Unknown is the extent of Canadian bank exposure to risky investment instruments, particularly derivatives, Rosen told IPS.
“Canadian banks are exposed, but by how much is hard to say,” he said. “Canadian laws allow banks to hide information.
“The point is if you are the average crook, and look at where you can work a scam, then Canada is perfect because it is an easy prey,” Rosen adds.
Economist Jim Stanford, who writes a regular newspaper column and is an author of a book on the stock market, worries more about Canadian banks over lending in so-called hot commodities and causing damage to the “real economy”, where the majority of the population participates and is employed.
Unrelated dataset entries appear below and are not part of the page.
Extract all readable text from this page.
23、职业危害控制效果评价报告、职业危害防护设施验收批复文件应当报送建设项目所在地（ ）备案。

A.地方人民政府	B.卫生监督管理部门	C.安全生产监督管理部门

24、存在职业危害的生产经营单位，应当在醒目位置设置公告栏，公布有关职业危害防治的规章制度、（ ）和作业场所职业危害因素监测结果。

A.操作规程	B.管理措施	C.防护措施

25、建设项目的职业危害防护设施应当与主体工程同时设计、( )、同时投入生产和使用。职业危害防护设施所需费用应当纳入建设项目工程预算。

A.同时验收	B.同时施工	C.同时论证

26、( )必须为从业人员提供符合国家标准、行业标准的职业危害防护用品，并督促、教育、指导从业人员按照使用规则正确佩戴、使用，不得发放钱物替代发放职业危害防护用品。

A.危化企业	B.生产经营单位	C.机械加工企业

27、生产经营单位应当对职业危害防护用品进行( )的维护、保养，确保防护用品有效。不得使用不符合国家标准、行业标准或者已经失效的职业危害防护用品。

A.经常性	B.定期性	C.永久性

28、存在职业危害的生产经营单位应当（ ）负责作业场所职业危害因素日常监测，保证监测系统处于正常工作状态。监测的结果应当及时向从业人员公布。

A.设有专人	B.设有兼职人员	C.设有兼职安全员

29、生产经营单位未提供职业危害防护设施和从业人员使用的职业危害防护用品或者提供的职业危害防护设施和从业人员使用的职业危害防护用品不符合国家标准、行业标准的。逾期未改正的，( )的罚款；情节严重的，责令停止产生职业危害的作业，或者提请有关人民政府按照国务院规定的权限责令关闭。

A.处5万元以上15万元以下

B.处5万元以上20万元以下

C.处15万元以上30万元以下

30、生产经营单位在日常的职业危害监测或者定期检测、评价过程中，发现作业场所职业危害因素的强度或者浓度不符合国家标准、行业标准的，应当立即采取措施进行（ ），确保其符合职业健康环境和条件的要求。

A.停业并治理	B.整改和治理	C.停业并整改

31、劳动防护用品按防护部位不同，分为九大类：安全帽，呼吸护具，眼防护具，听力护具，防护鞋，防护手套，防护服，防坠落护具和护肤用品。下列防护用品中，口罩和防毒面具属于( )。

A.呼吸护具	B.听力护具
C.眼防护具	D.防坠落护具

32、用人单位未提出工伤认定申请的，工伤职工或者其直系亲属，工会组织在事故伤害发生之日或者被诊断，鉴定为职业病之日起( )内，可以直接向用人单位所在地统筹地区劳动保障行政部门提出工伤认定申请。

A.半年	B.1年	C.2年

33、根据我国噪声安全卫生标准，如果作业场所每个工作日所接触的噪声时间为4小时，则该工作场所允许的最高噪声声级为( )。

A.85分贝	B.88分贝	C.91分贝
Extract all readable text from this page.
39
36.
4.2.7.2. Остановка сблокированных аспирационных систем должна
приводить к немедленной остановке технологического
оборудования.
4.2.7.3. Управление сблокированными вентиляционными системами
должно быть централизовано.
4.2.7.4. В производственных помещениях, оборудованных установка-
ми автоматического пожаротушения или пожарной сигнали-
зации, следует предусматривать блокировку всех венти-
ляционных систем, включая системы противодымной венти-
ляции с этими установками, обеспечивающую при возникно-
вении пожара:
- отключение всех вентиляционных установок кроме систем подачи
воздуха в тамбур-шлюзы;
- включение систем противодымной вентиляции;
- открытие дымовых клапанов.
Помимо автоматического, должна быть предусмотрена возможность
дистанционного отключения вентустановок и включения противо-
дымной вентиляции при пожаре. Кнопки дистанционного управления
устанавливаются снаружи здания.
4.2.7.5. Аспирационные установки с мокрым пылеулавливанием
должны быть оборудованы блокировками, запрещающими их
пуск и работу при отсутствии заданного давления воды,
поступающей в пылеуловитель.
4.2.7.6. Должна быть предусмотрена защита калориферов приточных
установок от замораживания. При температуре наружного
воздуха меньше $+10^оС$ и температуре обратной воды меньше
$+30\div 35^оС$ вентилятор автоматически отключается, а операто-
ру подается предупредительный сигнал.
“I think we absolutely will have another (world) financial crisis. The question is where and when and what the particular sparks will be. It could be speculation in Apple shares, it could be rare earth shares. It could be an oil meltdown (if the oil price falls significantly from the present level),” he said.
“The dynamics of the crisis is that you start with something that moves positively, the speculators jump on board, they pump it more than it is worth and eventually it busts,” added Stanford.
But the “conservative” nature of Canadian bankers will ultimately discourage that kind of risky investment behaviour witnessed in financial sectors elsewhere, counters Professor Laurence Booth. He cites, for instance the “primitive development of credit default swaps in Canada”.
Canada’s five largest banks in 2011 generated about 22.4 billion dollars, up 15 percent from the previous year, and employ about 300,000 workers at home and abroad.